Índice de Capítulo

    — Yura, um momento.

    Alguém chamou Eunha quando ela estava prestes a sair da sala depois da aula. Era uma mulher de meia-idade com cabelo curto, uma das outras alunas que faziam o mesmo curso que ela.

    — Pegue isso.

    Ela estendeu uma pequena sacola de papel para Eunha. Havia potes de plástico empilhados dentro. Dava para ver acompanhamentos apetitosos como kimchi e vegetais em conserva pelas tampas translúcidas. Desde que soube que Eunha morava sozinha, ela continuava lhe dando acompanhamentos assim a cada dois ou três dias.

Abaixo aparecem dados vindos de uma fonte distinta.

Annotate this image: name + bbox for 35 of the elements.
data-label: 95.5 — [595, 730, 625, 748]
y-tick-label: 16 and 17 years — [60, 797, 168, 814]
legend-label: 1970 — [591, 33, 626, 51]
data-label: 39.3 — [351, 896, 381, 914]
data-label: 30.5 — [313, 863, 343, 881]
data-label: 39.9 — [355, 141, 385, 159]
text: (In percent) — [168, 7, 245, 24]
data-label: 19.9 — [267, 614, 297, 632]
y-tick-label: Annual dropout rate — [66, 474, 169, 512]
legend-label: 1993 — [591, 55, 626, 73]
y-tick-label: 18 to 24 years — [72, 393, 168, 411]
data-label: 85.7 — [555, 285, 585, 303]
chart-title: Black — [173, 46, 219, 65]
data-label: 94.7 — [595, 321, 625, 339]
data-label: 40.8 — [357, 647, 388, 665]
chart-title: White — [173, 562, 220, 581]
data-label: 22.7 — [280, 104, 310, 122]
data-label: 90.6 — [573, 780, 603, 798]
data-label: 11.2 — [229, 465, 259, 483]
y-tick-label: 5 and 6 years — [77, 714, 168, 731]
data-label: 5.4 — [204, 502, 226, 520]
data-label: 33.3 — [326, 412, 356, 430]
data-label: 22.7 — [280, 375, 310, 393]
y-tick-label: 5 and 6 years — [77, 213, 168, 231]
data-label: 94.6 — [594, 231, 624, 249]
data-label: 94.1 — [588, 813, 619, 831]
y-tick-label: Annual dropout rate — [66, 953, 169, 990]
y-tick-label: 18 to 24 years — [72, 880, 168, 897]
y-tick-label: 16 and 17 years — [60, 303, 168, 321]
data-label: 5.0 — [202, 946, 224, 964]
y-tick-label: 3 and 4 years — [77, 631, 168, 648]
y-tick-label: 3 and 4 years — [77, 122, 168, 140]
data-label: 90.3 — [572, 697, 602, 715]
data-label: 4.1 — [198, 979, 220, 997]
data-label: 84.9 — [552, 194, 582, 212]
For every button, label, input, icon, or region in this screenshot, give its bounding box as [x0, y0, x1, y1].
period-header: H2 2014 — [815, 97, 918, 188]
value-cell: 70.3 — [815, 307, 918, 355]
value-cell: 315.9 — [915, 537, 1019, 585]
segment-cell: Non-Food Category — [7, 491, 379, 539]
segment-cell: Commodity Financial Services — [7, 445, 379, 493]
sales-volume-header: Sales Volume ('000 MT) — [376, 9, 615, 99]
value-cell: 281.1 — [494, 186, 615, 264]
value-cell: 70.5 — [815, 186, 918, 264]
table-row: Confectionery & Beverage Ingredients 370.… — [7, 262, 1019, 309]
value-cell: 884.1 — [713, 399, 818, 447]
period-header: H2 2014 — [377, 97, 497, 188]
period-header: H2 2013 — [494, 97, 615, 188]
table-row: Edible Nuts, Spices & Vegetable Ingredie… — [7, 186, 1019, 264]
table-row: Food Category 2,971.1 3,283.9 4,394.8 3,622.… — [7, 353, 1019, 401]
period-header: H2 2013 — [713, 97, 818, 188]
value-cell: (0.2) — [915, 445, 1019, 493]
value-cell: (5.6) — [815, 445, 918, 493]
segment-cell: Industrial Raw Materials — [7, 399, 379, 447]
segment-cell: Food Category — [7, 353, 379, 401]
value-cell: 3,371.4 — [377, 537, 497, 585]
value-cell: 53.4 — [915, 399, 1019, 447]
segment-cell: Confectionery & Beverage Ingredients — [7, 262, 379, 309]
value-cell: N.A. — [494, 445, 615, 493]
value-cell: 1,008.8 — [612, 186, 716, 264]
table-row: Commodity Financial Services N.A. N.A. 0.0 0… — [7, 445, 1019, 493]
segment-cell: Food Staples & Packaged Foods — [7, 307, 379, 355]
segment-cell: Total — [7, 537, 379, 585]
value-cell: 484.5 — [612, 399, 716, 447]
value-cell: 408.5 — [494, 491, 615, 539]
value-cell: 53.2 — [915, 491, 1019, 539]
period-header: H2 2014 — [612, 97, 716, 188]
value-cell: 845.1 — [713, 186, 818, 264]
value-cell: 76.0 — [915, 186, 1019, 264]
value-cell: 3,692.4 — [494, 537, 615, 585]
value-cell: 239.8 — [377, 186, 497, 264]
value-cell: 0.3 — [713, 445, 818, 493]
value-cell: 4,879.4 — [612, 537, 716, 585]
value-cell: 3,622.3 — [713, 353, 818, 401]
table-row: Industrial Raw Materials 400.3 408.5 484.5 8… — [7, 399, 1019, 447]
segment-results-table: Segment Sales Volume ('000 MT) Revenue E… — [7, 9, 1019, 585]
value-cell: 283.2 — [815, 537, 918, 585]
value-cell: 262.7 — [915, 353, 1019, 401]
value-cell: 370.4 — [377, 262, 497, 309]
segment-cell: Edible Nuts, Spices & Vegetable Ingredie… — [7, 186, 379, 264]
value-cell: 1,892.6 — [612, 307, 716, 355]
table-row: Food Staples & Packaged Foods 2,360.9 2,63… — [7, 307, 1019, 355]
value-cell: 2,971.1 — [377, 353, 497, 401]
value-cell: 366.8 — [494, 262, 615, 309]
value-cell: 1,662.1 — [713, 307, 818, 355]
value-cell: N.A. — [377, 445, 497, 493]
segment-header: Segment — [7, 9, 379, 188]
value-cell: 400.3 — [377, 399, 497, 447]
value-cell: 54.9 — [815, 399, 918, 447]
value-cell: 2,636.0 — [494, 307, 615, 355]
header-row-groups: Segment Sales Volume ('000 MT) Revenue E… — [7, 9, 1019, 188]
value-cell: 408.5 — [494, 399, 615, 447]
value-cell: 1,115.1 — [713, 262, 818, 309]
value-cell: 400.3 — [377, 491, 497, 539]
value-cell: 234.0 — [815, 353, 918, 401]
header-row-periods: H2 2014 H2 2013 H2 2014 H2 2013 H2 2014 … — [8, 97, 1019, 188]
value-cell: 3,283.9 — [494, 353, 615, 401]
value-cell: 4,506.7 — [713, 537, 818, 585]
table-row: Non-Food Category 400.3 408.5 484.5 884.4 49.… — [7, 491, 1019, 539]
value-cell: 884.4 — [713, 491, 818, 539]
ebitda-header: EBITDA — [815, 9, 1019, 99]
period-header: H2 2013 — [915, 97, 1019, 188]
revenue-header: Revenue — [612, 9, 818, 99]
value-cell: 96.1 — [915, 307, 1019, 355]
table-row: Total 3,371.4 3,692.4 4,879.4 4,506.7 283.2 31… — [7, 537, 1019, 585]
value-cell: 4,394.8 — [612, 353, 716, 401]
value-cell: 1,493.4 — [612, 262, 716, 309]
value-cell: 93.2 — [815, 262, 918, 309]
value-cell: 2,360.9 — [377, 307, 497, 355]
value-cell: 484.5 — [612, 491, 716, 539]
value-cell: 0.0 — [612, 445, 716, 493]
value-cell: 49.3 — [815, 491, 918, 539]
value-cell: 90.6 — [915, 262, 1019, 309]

Mas Eunha não conseguiu aceitar prontamente a sacola de papel que lhe foi oferecida.

    — Você já me deu comida da outra vez.

    — Qual é. Só estou te dando o que sobrou depois que mando pros meus filhos, então não precisa se sentir pressionada — disse ela, colocando os potes nas mãos de Eunha. — Ah, e as anchovas fritas que te dei da última vez, como estavam? Minha filha reclamou dizendo que tinha muita pimenta e estava apimentado.

    — Não, estavam deliciosas pra mim.

    Meh! Você é melhor que minha filha. — Ela riu e deu um tapinha leve nas costas de Eunha. Foi um contato físico repentino, mas não pareceu desagradável.

    — …Obrigada pelas comidas. — Eunha sorriu de leve e a encarou.


    Um boné enfiado até as sobrancelhas e tênis brancos. O reflexo de Eunha no espelho parecia apenas o de uma estudante universitária comum.

    Alguém disse uma vez que o ser humano é um animal de adaptação. Achava aquilo muito estranho no começo, mas agora estava bem acostumada. Parecia até que vivia assim havia muito tempo. Eunha encarou em silêncio a sacola de papel em suas mãos. O cheiro delicioso se espalhava pelo elevador.

    Décimo sétimo andar.

    Eunha desceu do elevador e parou diante da porta. Um bipe soou, e a porta se abriu. Como os sapatos de Jehwi não estavam no armário, ele devia ter voltado antes dela.

    — Cheguei.

    Lenço ergueu a cabeça com a voz de Eunha e logo correu até ela. Sem nem tirar os sapatos, Eunha se agachou para acariciá-lo com delicadeza. Ele abanou o rabo lentamente.

    — Está me dando boas-vindas? — Eunha sorriu de leve.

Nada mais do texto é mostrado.